Figure 15 compares the energy consumption of the HDTA algorithm with the IAEF and SDCS algorithms at different transmission distances. It can be seen that as the transmission distance increases, the energy consumption of the HDTA algorithm is significantly lower than that of IAEF and SDCS. This is because in the HDTA algorithm, the energy consumption of the vessels selected as relay nodes is negligible, while in traditional multi-hop algorithms, the energy consumption increases with distance. The HDTA algorithm reduces unnecessary energy consumption and increases the survival time of underwater nodes.

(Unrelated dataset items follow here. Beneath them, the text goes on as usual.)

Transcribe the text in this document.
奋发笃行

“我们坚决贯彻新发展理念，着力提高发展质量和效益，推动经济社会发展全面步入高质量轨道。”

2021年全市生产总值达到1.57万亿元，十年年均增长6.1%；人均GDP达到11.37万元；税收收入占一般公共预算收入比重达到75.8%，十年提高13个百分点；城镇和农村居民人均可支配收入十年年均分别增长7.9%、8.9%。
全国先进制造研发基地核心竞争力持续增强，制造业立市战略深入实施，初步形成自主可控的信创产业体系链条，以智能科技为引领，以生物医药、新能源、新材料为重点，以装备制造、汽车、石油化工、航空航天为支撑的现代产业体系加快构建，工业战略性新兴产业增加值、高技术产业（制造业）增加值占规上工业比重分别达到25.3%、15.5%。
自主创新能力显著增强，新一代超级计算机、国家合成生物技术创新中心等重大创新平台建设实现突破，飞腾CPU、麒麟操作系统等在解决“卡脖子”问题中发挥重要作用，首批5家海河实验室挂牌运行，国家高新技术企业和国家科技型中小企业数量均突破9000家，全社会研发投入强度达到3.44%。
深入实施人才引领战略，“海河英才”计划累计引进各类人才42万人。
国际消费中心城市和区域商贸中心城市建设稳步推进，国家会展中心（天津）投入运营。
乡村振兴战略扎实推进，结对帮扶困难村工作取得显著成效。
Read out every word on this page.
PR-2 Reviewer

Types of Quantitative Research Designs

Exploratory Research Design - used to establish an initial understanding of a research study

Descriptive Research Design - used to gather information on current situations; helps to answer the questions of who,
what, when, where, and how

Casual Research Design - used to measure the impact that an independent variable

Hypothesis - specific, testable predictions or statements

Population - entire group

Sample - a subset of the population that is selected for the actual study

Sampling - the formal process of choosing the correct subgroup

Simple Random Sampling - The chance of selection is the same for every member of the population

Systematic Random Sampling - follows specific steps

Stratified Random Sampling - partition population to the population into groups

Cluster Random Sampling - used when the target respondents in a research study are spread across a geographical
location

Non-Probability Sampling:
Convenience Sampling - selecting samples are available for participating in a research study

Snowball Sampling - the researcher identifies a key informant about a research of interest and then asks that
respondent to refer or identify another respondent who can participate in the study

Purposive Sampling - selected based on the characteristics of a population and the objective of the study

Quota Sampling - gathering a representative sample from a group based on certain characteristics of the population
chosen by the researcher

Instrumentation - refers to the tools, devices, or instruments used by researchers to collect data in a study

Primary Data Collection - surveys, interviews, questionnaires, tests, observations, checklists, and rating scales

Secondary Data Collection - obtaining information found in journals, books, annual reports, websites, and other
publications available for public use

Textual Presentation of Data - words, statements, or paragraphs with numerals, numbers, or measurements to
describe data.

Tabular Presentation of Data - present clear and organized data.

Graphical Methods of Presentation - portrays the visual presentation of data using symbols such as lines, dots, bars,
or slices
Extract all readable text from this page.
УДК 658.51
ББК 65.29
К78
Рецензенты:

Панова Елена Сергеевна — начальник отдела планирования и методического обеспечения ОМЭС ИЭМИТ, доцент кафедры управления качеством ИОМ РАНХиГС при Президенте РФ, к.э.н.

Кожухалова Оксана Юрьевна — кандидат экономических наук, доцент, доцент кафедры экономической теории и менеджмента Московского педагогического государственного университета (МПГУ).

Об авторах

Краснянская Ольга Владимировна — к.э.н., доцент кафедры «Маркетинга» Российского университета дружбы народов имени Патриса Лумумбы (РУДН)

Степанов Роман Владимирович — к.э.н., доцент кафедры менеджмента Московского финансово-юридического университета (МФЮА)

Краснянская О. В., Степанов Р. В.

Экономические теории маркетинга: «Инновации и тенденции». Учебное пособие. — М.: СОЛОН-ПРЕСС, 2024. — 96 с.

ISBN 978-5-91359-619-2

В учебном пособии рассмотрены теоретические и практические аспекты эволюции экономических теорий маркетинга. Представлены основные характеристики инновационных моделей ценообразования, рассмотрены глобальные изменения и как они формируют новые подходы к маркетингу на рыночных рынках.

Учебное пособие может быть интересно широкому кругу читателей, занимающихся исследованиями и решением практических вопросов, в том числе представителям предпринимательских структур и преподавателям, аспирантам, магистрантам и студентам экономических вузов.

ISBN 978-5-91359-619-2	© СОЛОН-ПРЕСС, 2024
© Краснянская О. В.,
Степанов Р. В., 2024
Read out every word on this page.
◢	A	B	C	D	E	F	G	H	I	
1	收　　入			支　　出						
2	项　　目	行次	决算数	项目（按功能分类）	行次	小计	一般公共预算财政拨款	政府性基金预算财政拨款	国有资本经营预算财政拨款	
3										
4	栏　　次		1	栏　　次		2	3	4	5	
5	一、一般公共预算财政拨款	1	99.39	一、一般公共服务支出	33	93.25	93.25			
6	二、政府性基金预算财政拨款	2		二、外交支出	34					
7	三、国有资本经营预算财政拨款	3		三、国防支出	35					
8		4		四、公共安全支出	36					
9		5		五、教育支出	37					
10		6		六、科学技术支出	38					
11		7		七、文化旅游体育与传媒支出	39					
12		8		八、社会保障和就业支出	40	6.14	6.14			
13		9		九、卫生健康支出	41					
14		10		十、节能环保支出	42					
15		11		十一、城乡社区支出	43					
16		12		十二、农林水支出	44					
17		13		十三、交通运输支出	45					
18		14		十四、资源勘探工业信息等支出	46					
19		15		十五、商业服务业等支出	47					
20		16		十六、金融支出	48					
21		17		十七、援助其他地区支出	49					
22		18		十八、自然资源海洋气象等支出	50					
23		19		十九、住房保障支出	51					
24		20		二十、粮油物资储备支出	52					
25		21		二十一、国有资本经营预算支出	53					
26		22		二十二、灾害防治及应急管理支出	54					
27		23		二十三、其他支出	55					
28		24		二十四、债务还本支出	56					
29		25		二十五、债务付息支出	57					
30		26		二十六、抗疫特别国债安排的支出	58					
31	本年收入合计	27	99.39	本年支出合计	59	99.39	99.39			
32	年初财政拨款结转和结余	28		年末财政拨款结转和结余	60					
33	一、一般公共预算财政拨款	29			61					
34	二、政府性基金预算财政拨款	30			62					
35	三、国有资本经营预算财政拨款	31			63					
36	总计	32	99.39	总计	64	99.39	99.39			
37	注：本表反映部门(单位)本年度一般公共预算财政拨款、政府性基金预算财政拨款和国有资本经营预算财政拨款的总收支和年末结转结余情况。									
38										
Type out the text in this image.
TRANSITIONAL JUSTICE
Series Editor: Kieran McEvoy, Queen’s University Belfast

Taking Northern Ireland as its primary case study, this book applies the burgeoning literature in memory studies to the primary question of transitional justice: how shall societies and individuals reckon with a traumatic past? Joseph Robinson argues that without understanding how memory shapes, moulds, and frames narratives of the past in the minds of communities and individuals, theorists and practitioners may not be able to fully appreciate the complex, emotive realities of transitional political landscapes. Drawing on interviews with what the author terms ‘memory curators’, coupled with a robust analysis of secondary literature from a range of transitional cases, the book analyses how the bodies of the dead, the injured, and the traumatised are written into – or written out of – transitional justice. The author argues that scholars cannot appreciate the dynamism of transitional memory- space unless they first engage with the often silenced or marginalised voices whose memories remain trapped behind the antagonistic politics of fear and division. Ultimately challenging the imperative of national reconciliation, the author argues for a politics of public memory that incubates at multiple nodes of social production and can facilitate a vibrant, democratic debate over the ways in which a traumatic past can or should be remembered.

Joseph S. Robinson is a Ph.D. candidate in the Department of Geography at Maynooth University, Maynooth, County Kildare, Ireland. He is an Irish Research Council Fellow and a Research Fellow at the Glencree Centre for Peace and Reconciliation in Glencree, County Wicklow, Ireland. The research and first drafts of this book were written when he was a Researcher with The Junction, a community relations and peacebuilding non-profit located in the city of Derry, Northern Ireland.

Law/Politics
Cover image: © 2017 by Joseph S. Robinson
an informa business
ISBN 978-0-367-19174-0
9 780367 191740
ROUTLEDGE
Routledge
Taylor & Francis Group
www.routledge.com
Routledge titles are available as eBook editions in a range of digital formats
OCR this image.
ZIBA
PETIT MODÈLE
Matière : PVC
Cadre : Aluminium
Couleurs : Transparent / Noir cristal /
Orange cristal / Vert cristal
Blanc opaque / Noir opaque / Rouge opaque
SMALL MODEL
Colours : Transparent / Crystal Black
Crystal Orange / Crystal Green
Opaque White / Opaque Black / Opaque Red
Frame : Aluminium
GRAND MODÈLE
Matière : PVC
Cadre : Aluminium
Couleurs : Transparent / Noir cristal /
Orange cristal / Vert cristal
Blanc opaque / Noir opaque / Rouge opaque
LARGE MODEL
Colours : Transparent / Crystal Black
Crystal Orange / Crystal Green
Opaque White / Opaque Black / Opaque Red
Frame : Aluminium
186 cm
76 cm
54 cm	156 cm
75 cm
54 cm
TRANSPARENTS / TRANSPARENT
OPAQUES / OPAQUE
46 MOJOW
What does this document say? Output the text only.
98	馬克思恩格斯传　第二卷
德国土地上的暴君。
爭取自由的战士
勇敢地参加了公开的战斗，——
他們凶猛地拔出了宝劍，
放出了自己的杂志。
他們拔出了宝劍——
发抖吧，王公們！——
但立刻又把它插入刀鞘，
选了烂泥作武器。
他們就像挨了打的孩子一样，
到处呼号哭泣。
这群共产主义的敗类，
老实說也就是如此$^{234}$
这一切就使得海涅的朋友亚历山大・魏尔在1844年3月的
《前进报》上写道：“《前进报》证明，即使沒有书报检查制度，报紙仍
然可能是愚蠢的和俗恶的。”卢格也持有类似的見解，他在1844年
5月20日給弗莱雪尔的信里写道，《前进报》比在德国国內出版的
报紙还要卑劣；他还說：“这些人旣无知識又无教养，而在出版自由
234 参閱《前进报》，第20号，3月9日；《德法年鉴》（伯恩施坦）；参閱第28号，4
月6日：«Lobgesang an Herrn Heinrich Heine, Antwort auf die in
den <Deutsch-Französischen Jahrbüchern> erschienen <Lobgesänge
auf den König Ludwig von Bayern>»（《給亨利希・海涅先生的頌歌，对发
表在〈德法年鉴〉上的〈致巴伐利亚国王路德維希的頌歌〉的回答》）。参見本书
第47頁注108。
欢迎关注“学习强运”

Dual-head nodes are relatively inexpensive to design and manufacture and are suitable for large-scale deployment on a wide range of vessels, including cruise ships, cargo ships, and fishing boats. Compared to the deployment of Unmanned Aerial Vehicle (UAV), Automated Underwater Vehicle (AUV), or Unmanned Surface Vehicle (USV) assisted data transmission solutions, dual-head nodes offer significant advantages in terms of cost and deployment efficiency. Additionally, dual-head nodes are relatively simple to maintain and upgrade, reducing the complexity and cost of long-term operations. By integrating with Automatic Identification Systems (AISs), dual-head nodes enable real-time transmission and sharing of vessel position and status information, thereby improving the efficiency and safety of maritime communications. Despite the technical feasibility and superiority of the HDTA algorithm, encouraging more ships to actively participate in crowdsourcing tasks remains a challenge in practical applications. Increasing vessel acceptance of HDTA and ensuring data privacy and security are key to promoting the technology.